Publications : 2022

Perry C, Proctor D. Short-term environmental inhalation toxicity criteria for airborne manganese protective of neurological and respiratory effects for use in air toxics risk assessment. Presentation 5-15.T-04 to Society of Environmental Toxicology and Chemistry, Pittsburgh PA, November 2022.


Manganese (Mn) is an essential element; the absorption and excretion of which is controlled by homeostasis. As such, derivation of toxicity criteria should consider non-linear toxicokinetics. Mn is also well recognized to cause central nervous system (CNS) effects and respiratory distress in association with high concentration chronic and sub-chronic airborne exposure in some occupations. The need for acute environmental Mn guidelines for regulation of air toxics has recently developed, but only limited data exist to develop a short-term health-based guideline. We reviewed US state, federal, and international health-based environmental inhalation toxicity criteria, as well as occupational exposure limits, and their toxicological bases.
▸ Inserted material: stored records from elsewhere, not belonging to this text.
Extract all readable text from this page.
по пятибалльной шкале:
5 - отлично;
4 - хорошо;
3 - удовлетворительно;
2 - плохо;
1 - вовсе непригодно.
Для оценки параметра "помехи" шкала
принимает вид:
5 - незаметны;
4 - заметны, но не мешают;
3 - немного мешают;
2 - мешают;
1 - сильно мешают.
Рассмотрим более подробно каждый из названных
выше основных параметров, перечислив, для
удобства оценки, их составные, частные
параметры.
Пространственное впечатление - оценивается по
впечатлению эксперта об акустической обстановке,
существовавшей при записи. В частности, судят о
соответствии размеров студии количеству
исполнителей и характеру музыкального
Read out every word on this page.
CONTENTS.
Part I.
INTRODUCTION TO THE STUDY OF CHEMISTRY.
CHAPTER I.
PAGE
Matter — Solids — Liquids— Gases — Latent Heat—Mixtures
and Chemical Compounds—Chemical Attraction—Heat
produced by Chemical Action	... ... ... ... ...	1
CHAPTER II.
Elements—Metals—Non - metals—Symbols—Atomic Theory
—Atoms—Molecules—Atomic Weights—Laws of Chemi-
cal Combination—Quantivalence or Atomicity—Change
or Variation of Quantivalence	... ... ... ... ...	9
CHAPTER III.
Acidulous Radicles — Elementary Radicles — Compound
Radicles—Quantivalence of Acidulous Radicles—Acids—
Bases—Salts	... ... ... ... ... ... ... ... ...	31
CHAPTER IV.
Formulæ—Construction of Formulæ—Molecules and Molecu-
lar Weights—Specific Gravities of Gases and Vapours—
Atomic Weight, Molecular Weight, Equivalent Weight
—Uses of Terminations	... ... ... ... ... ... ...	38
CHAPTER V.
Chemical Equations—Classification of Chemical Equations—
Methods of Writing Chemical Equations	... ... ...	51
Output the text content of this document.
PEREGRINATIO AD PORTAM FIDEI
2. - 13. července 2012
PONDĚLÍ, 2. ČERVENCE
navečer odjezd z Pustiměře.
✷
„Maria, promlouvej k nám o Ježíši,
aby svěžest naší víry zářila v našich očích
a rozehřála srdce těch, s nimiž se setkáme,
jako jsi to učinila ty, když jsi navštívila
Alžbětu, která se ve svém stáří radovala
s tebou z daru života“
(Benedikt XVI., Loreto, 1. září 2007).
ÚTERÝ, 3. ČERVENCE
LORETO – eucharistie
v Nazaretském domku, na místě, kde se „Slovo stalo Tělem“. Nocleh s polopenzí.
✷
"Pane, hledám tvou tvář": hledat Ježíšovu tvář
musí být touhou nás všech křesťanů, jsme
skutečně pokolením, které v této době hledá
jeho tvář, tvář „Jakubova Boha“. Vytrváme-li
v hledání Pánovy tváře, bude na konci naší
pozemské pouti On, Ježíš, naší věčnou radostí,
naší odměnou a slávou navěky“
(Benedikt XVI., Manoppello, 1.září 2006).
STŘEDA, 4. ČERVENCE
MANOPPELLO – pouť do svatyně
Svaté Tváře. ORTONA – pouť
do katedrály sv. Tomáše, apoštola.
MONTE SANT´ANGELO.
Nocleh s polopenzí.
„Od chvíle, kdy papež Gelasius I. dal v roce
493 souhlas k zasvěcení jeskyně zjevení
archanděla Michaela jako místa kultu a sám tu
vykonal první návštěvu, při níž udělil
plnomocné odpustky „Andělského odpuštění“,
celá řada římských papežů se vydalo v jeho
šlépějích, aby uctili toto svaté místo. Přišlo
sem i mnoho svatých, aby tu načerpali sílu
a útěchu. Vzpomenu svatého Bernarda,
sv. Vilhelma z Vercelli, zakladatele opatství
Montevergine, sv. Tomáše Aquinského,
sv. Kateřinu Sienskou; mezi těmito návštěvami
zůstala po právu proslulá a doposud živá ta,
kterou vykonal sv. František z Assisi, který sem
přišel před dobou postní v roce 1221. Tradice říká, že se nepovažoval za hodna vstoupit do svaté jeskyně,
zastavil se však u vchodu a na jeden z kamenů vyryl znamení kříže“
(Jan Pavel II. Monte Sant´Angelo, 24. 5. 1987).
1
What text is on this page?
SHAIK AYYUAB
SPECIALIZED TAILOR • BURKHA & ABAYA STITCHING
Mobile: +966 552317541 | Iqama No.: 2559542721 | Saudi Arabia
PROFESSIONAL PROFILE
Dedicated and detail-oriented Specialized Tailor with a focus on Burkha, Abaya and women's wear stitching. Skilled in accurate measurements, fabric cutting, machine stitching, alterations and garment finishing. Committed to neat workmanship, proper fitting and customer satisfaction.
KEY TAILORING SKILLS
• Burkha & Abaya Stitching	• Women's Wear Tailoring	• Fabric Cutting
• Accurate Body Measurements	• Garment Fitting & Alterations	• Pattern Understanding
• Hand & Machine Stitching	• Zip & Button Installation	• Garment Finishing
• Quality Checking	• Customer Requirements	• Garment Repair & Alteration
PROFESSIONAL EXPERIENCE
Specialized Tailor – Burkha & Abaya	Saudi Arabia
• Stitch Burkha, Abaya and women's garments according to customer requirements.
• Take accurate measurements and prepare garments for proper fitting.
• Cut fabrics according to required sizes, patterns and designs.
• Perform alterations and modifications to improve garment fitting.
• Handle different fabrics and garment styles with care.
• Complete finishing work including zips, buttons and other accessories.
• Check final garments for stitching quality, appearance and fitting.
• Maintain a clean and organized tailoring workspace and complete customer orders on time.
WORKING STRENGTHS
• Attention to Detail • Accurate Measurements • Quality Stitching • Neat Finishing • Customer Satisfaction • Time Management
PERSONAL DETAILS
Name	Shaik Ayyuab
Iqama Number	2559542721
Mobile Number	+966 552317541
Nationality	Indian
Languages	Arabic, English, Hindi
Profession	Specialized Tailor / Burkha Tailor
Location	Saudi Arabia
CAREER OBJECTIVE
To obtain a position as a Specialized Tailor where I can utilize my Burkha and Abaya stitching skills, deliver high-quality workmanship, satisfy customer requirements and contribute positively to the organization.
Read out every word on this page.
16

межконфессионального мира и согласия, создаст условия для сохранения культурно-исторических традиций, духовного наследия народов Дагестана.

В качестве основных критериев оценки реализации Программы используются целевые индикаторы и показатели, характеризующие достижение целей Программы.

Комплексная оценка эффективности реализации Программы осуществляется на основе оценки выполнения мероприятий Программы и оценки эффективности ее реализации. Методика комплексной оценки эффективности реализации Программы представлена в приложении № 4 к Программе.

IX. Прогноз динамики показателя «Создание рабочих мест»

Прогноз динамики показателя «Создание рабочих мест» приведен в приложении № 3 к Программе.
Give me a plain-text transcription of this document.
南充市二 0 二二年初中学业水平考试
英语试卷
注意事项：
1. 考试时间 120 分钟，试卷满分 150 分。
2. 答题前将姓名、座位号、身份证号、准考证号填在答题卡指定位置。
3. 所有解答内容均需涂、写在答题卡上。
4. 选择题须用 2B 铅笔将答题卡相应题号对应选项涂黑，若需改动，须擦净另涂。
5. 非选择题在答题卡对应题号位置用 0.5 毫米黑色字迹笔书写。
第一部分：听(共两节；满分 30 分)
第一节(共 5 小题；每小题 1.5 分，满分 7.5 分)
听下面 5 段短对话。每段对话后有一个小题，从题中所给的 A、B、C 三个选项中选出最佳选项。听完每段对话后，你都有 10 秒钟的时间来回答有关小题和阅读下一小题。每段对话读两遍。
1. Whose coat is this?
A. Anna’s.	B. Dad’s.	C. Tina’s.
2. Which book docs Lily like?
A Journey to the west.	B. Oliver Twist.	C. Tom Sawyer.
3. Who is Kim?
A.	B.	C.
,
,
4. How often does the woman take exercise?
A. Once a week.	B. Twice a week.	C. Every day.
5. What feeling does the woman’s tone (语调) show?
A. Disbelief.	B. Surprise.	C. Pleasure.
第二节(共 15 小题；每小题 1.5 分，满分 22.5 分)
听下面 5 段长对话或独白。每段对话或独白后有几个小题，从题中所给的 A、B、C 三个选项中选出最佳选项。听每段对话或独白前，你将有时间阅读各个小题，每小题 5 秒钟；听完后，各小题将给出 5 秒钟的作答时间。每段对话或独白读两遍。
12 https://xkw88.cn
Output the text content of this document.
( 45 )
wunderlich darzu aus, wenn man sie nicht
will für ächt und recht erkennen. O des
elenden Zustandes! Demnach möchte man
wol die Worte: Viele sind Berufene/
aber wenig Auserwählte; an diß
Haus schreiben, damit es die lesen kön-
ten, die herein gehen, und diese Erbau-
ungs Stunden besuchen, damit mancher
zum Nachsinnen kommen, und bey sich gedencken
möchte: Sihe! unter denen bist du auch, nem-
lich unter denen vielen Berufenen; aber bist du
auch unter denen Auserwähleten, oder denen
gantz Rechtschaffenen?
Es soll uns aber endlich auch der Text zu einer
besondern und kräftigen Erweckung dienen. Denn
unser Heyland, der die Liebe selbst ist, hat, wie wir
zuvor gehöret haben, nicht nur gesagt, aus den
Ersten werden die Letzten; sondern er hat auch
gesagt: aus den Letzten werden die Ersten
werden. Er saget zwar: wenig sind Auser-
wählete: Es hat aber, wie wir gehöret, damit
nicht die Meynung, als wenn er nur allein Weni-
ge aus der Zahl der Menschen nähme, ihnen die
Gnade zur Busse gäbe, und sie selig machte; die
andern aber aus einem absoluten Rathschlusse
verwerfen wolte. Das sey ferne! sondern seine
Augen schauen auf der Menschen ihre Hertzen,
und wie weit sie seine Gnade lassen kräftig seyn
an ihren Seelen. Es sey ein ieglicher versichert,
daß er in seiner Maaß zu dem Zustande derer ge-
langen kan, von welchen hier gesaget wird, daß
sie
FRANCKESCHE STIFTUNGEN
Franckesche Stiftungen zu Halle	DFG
Next, a literature search of relevant publications from 2005 though 2022 was performed to capture newly published studies. The study deemed most appropriate to provide the basis for a 24-hour exposure guideline was an inhalation study performed in monkeys exposed 5 hours per day, 5 days/week, for 3 weeks in which a lowest observed adverse effect level (LOAEL) of 1.5 mg/m3 was reported for inflammatory airway changes (e.g., mild bronchiolitis, alveolar duct inflammation). This study was also used by the Texas Commission on Environmental Quality (TCEQ) as a point of departure (POD) for establishing its short-term screening values for Mn. To this POD, we applied a cumulative uncertainty factor of 300 accounting for interspecies, intraspecies, and LOAEL to no observed adverse effect level (NOAEL) extrapolation, resulting in a conservative short-term guideline of 0.005 mg/m3. To assess the potential for CNS effects at this exposure guideline, previously published Mn physiologically based pharmacokinetic (PBPK) models for children and adults were used to predict levels of Mn in the brain (i.e., globus pallidus) for 24-hour exposure at 0.005 mg/m3. The PBPK model predictions for Mn in the globus pallidus were not significantly increased compared to diet alone and background Mn in ambient air, and well below NOAELs of 0.7–0.9 µg/g for neurological effects reported in the literature from human and primate studies. Using refined risk assessment methods, this study supports a short-term guideline for environmental exposures of 0.005 mg/m3 for use in air toxics risk assessment, including welding-fume particulates, which is equal to the TCEQ guideline and 17-times higher than that set by the Oregon Department of Environmental Quality.